What is next on your reading list?

In addition to Rules of Civility, next on my stack is Philip Kitcher’s On John Stuart Mill, one of the first in a series put out by Columbia University Press on the Core Curriculum. I have this fantasy that one day before I retire from Columbia (or perhaps after I retire), I will teach Contemporary Civilization, and I figure Philip is a good first tutor for me.

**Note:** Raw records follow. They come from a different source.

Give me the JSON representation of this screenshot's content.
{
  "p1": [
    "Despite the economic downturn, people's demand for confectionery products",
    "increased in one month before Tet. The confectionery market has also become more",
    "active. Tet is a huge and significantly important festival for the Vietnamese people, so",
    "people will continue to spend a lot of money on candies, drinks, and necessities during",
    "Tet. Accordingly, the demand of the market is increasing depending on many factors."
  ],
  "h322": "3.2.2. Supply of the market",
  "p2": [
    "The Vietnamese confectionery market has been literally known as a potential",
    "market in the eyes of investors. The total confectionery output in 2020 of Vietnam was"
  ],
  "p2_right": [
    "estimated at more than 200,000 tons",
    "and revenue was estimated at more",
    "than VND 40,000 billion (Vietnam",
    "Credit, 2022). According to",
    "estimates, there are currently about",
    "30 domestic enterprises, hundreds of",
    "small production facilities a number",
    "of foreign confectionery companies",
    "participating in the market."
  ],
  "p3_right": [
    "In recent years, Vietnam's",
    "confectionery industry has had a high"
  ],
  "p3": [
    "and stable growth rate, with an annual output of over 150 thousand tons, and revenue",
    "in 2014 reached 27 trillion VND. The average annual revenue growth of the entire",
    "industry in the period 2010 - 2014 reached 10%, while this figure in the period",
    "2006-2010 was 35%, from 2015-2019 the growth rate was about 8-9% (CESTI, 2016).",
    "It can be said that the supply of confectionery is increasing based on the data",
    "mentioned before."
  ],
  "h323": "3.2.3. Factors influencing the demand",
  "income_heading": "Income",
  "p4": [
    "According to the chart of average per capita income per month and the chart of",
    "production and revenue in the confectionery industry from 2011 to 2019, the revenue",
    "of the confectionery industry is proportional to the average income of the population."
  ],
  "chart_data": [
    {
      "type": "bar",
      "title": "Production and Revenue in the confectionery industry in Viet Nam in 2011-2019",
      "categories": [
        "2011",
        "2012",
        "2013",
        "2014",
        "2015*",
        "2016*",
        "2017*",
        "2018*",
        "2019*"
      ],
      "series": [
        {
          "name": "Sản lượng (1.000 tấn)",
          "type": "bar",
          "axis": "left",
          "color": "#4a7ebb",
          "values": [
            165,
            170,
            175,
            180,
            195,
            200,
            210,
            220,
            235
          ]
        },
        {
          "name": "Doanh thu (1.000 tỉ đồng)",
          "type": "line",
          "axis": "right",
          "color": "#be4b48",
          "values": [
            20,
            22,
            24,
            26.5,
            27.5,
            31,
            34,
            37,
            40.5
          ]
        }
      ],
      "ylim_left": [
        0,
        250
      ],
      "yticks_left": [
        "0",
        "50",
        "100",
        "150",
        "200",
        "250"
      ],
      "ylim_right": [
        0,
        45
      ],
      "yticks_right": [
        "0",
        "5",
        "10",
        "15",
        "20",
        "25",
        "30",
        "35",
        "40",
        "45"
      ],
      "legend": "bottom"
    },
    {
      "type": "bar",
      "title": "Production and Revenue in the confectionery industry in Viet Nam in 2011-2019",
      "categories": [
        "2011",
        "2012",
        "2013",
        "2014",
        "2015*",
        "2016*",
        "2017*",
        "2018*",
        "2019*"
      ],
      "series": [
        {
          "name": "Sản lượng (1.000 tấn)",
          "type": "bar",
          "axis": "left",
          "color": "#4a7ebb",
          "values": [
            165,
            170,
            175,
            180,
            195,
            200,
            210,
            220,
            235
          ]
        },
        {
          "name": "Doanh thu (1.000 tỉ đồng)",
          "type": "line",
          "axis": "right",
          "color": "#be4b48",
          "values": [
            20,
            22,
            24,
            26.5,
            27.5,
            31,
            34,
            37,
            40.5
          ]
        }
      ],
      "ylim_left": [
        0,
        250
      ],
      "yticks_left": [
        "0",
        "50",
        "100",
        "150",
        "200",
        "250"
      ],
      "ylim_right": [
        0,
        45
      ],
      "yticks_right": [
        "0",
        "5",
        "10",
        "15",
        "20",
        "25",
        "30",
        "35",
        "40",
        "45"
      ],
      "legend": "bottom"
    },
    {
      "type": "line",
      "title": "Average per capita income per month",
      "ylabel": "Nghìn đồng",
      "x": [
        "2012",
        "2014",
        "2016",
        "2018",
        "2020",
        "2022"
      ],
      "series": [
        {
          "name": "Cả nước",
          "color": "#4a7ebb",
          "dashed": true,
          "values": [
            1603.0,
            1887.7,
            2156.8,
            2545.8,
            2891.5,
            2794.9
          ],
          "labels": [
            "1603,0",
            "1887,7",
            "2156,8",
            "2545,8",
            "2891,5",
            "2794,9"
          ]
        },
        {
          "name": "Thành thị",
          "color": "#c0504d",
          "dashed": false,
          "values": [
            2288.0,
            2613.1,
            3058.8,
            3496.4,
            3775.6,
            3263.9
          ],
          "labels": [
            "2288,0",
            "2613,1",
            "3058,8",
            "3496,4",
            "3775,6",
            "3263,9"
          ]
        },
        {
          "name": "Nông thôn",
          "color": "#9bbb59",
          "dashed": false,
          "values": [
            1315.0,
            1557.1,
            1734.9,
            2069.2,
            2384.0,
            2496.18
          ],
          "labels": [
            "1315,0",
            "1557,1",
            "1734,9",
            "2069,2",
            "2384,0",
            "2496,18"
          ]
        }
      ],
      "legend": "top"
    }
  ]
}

What are you teaching this fall?

A course called Frontiers of Astrophysics, which is designed to introduce our undergraduates from CC, SEAS, GS, and Barnard to the hot topics in our discipline. We showcase a lot of the research being done here at Columbia to illustrate the kind of work in which they might participate. I will also give lectures in Frontiers of Science, which, I am pleased to say, will celebrate its 20th anniversary as part of the Core this year.

What are you working now?

I’ve just started my next book, Somewhere Under the Rainbow (with apologies to Music Professor Walter Frisch, whose book on Over the Rainbow I also read this summer, come to think of it). It’s an exploration of the sea of electromagnetic radiation in which we are all immersed, and for which we have detectors (our eyes) that can sense just one out of the 60 octaves the universe sends us. From warming yesterday’s pizza, to using your cell phone, to finding Mayan cities hidden in the jungle, to medical imaging, to the astonishing applications in biology, geology, physics, and, of course, the symphony of waves the universe sends us, it is all just “light” of different wavelengths. I plan to lift the narrow veil our eyes impose.

Scientifically, with my colleague Frits Paerels, I’m still pursuing a problem I was working on when I got to Columba 46 years ago—trying to understand the densest matter in the universe: the cores of neutron stars. If we could just measure both the mass and the diameter of one star, we’d have a very interesting constraint on both the structure of the atomic nucleus and the first microsecond of the Big Bang. We’re tantalizingly close, but I’m not sure we’ll succeed—as usual, we need more data!